As many of you know, we are moving in just 2weeks.Unfortunately, I have still not been able to find a good home for Cookie and Coco . We're not able to take our beloved doggies with us and I've been desperately trying to find a home for both of them 'together'. They were raised together and pine without each other. The Lab rescue have already said that they would probably separate them, so this is my last resort. 

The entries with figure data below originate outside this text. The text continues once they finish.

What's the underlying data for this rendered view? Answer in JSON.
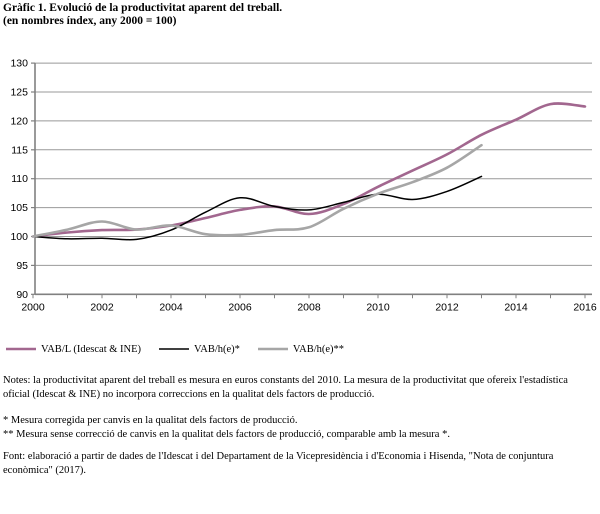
{
  "title": "Gràfic 1. Evolució de la productivitat aparent del treball.",
  "subtitle": "(en nombres índex, any 2000 = 100)",
  "chart_data": {
    "type": "line",
    "x": [
      2000,
      2001,
      2002,
      2003,
      2004,
      2005,
      2006,
      2007,
      2008,
      2009,
      2010,
      2011,
      2012,
      2013,
      2014,
      2015,
      2016
    ],
    "series": [
      {
        "name": "VAB/L (Idescat & INE)",
        "color": "#a2678f",
        "width": 2.6,
        "values": [
          100.0,
          100.7,
          101.1,
          101.2,
          101.9,
          103.2,
          104.6,
          105.2,
          103.9,
          105.6,
          108.6,
          111.4,
          114.2,
          117.6,
          120.2,
          122.9,
          122.5
        ]
      },
      {
        "name": "VAB/h(e)*",
        "color": "#000000",
        "width": 1.5,
        "values": [
          100.0,
          99.6,
          99.7,
          99.5,
          101.1,
          104.2,
          106.7,
          105.2,
          104.6,
          105.9,
          107.3,
          106.4,
          107.8,
          110.4
        ]
      },
      {
        "name": "VAB/h(e)**",
        "color": "#a6a6a6",
        "width": 2.6,
        "values": [
          100.0,
          101.2,
          102.6,
          101.2,
          101.9,
          100.4,
          100.3,
          101.1,
          101.6,
          104.8,
          107.4,
          109.4,
          111.9,
          115.8
        ]
      }
    ],
    "title": "Gràfic 1. Evolució de la productivitat aparent del treball.",
    "xlabel": "",
    "ylabel": "",
    "ylim": [
      90,
      130
    ],
    "ytick_step": 5,
    "xtick_label_step": 2,
    "grid": true,
    "legend_position": "bottom"
  },
  "axis": {
    "y_ticks": [
      "90",
      "95",
      "100",
      "105",
      "110",
      "115",
      "120",
      "125",
      "130"
    ],
    "x_ticks": [
      "2000",
      "2002",
      "2004",
      "2006",
      "2008",
      "2010",
      "2012",
      "2014",
      "2016"
    ]
  },
  "legend": {
    "item1": "VAB/L (Idescat & INE)",
    "item2": "VAB/h(e)*",
    "item3": "VAB/h(e)**"
  },
  "notes": {
    "note": "Notes: la productivitat aparent del treball es mesura en euros constants del 2010. La mesura de la productivitat que ofereix l'estadística oficial (Idescat & INE) no incorpora correccions en la qualitat dels factors de producció.",
    "footnote1": "* Mesura corregida per canvis en la qualitat dels factors de producció.",
    "footnote2": "** Mesura sense correcció de canvis en la qualitat dels factors de producció, comparable amb la mesura *.",
    "source": "Font: elaboració a partir de dades de l'Idescat i del Departament de la Vicepresidència i d'Economia i Hisenda, \"Nota de conjuntura econòmica\" (2017)."
  },
  "colors": {
    "series_pink": "#a2678f",
    "series_black": "#000000",
    "series_gray": "#a6a6a6",
    "gridline": "#999999",
    "spine": "#808080",
    "text": "#000000",
    "background": "#ffffff"
  }
}
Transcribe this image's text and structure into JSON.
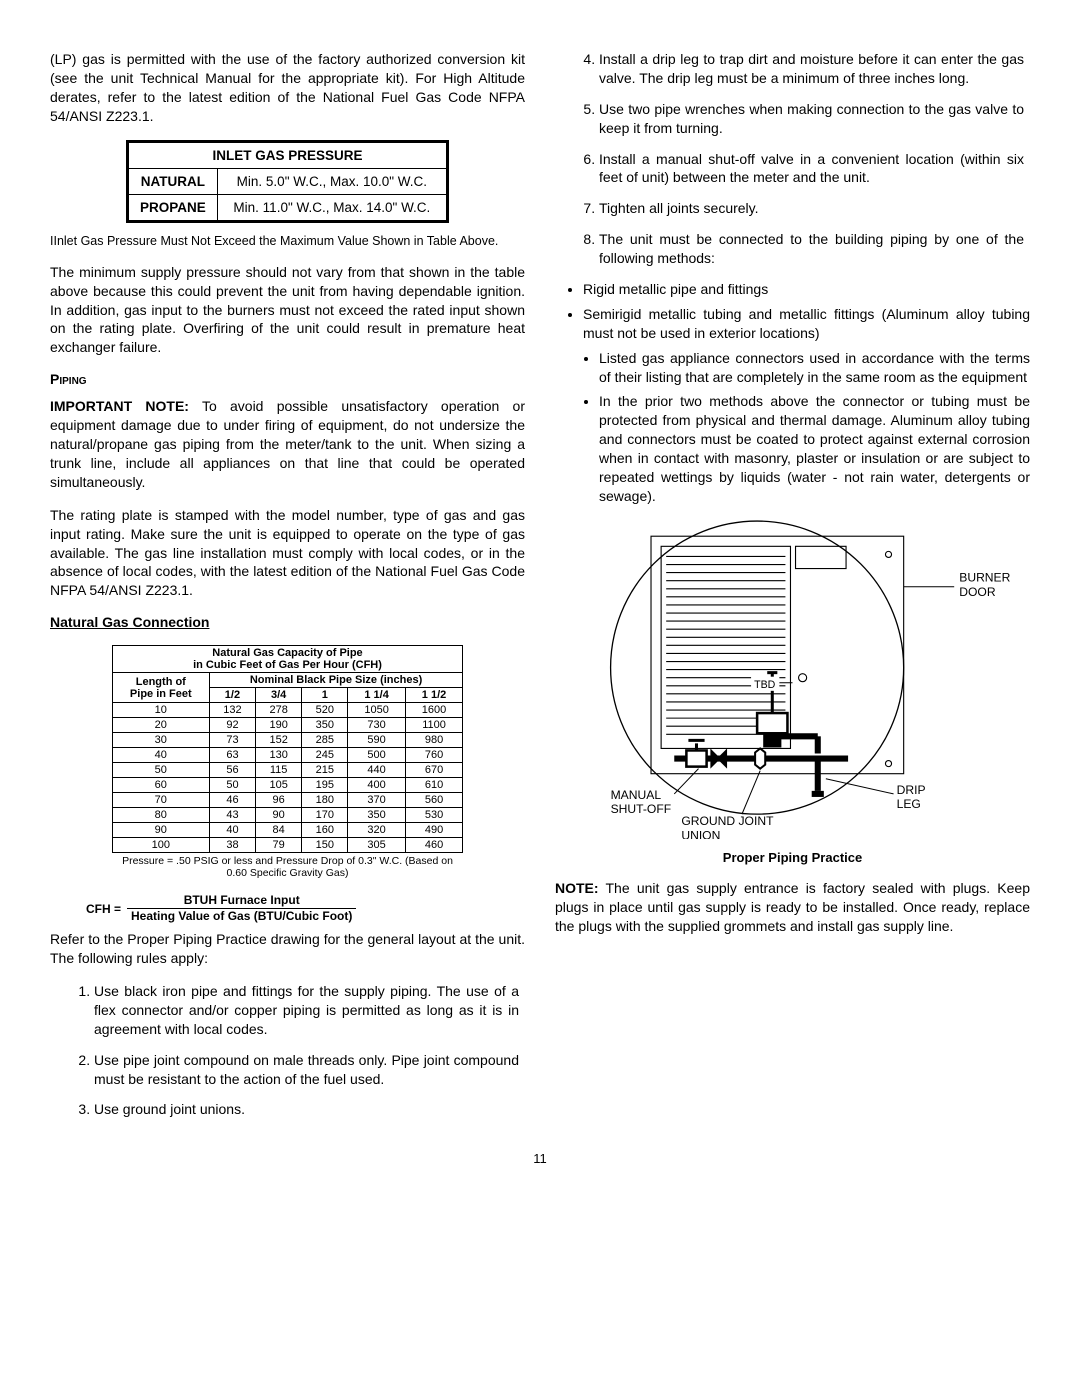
{
  "left": {
    "intro": "(LP) gas is permitted with the use of the factory authorized conversion kit (see the unit Technical Manual for the appropriate kit). For High Altitude derates, refer to the latest edition of the National Fuel Gas Code NFPA 54/ANSI Z223.1.",
    "pressure_table": {
      "header": "INLET GAS PRESSURE",
      "rows": [
        [
          "NATURAL",
          "Min.  5.0\" W.C., Max. 10.0\" W.C."
        ],
        [
          "PROPANE",
          "Min. 11.0\" W.C., Max. 14.0\" W.C."
        ]
      ]
    },
    "inlet_caption": "IInlet Gas Pressure Must Not Exceed the Maximum Value Shown in Table Above.",
    "min_supply": "The minimum supply pressure should not vary from that shown in the table above because this could prevent the unit from having dependable ignition. In addition, gas input to the burners must not exceed the rated input shown on the rating plate. Overfiring of the unit could result in premature heat exchanger failure.",
    "piping_heading": "Piping",
    "important_note_label": "IMPORTANT NOTE:",
    "important_note": " To avoid possible unsatisfactory operation or equipment damage due to under firing of equipment, do not undersize the natural/propane gas piping from the meter/tank to the unit. When sizing a trunk line, include all appliances on that line that could be operated simultaneously.",
    "rating_para": "The rating plate is stamped with the model number, type of gas and gas input rating. Make sure the unit is equipped to operate on the type of gas available.  The gas line installation must comply with local codes, or in the absence of local codes, with the latest edition of the National Fuel Gas Code NFPA 54/ANSI Z223.1.",
    "natural_gas_heading": "Natural Gas Connection",
    "capacity_table": {
      "title1": "Natural Gas Capacity of Pipe",
      "title2": "in Cubic Feet of Gas Per Hour (CFH)",
      "left_hdr1": "Length of",
      "left_hdr2": "Pipe in Feet",
      "size_hdr": "Nominal Black  Pipe Size (inches)",
      "sizes": [
        "1/2",
        "3/4",
        "1",
        "1   1/4",
        "1   1/2"
      ],
      "rows": [
        [
          "10",
          "132",
          "278",
          "520",
          "1050",
          "1600"
        ],
        [
          "20",
          "92",
          "190",
          "350",
          "730",
          "1100"
        ],
        [
          "30",
          "73",
          "152",
          "285",
          "590",
          "980"
        ],
        [
          "40",
          "63",
          "130",
          "245",
          "500",
          "760"
        ],
        [
          "50",
          "56",
          "115",
          "215",
          "440",
          "670"
        ],
        [
          "60",
          "50",
          "105",
          "195",
          "400",
          "610"
        ],
        [
          "70",
          "46",
          "96",
          "180",
          "370",
          "560"
        ],
        [
          "80",
          "43",
          "90",
          "170",
          "350",
          "530"
        ],
        [
          "90",
          "40",
          "84",
          "160",
          "320",
          "490"
        ],
        [
          "100",
          "38",
          "79",
          "150",
          "305",
          "460"
        ]
      ],
      "footer": "Pressure = .50 PSIG or less and Pressure Drop of 0.3\" W.C. (Based on 0.60 Specific Gravity Gas)"
    },
    "cfh_label": "CFH  =",
    "cfh_num": "BTUH Furnace Input",
    "cfh_den": "Heating Value of Gas (BTU/Cubic Foot)",
    "refer_para": "Refer to the Proper Piping Practice drawing for the general layout at the unit. The following rules apply:",
    "rules": [
      "Use black iron pipe and fittings for the supply piping. The use of a flex connector and/or copper piping is permitted  as long as it is in agreement with local codes.",
      "Use pipe joint compound on male threads only. Pipe joint compound must be resistant to the action of the fuel used.",
      "Use ground joint unions."
    ]
  },
  "right": {
    "rules_cont": [
      "Install a drip leg to trap dirt and moisture before it can enter the gas valve. The drip leg must be a minimum of three inches long.",
      "Use two pipe wrenches when making connection to the gas valve to keep it from turning.",
      "Install a manual shut-off valve in a convenient location (within six feet of unit) between the meter and the unit.",
      "Tighten all joints securely.",
      " The unit must be connected to the building piping by one of the following methods:"
    ],
    "bullets_lvl1": [
      "Rigid metallic pipe and fittings",
      "Semirigid metallic tubing and metallic fittings (Aluminum alloy tubing must not be used in exterior locations)"
    ],
    "bullets_lvl2": [
      "Listed gas appliance connectors used in accordance with the terms of their listing that are completely in the same room as the equipment",
      "In the prior two methods above the connector or tubing must be protected from physical and thermal damage. Aluminum alloy tubing and connectors must be coated to protect against external corrosion when in contact with masonry, plaster or insulation or are subject to repeated wettings by liquids (water - not rain water, detergents or sewage)."
    ],
    "diagram": {
      "burner_door": "BURNER\nDOOR",
      "tbd": "TBD",
      "manual": "MANUAL\nSHUT-OFF",
      "ground": "GROUND JOINT\nUNION",
      "drip": "DRIP\nLEG",
      "title": "Proper Piping Practice"
    },
    "note_label": "NOTE:",
    "note": "  The unit gas supply entrance is factory sealed with plugs. Keep plugs in place until gas supply is ready to be installed.  Once ready, replace the plugs with the supplied grommets and install gas supply line."
  },
  "page_num": "11"
}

Recently I tried to take Coco out in my car alone and she TOTALLY refused to even get into the car without Cookie.....!!!! She absolutely pulled back on her haunches until Cookie was by her side. Both doggies are in great health, have been spayed and have ID chips implanted under the skin. 
*_
_*Cookie turned 3 December 10th and Coco will be 3 April 1st. Cookie is my mellow-yellow, and just loves her tummy rubbed.. Coco is adorably funny and lives for her "ball". She also loves the water..... Cookie loves lots of attention. Both doggies are loyal and love to walk. They have been raised with my 3 kids running around all over the place, and have survived Sammy's constant hugging and love of 'dress-up', so they are fantastic family dogs. This is by far one of the most difficult decisions I have ever had to make, but under the circumstances I have no choice. 
*_
_*Please, Please forward these pics to all you know and help me find a great home for these fabulous doggies. They are just adorable and it's heartbreaking to let them go. In a perfect world, I hope that we could find someone local so that we can still keep in touch and visit them. I pray that someone, somewhere can help us keep Cookie and Coco together, and love them just as much as we do. Thank you all from the bottom of my heart.*_

_*Heather Walter*_
_*905-493-2254*_
_*[email protected]*_


----------



## mylissyk (Feb 25, 2007)

This an old email, the dogs have found a home several weeks ago.


----------



## GrafixMuse (Dec 28, 2008)

Paws & Effect: Finding Cookie and Coco a Home


----------



## mylissyk (Feb 25, 2007)

GrafixMuse said:


> Paws & Effect: Finding Cookie and Coco a Home


Great update, thanks.


----------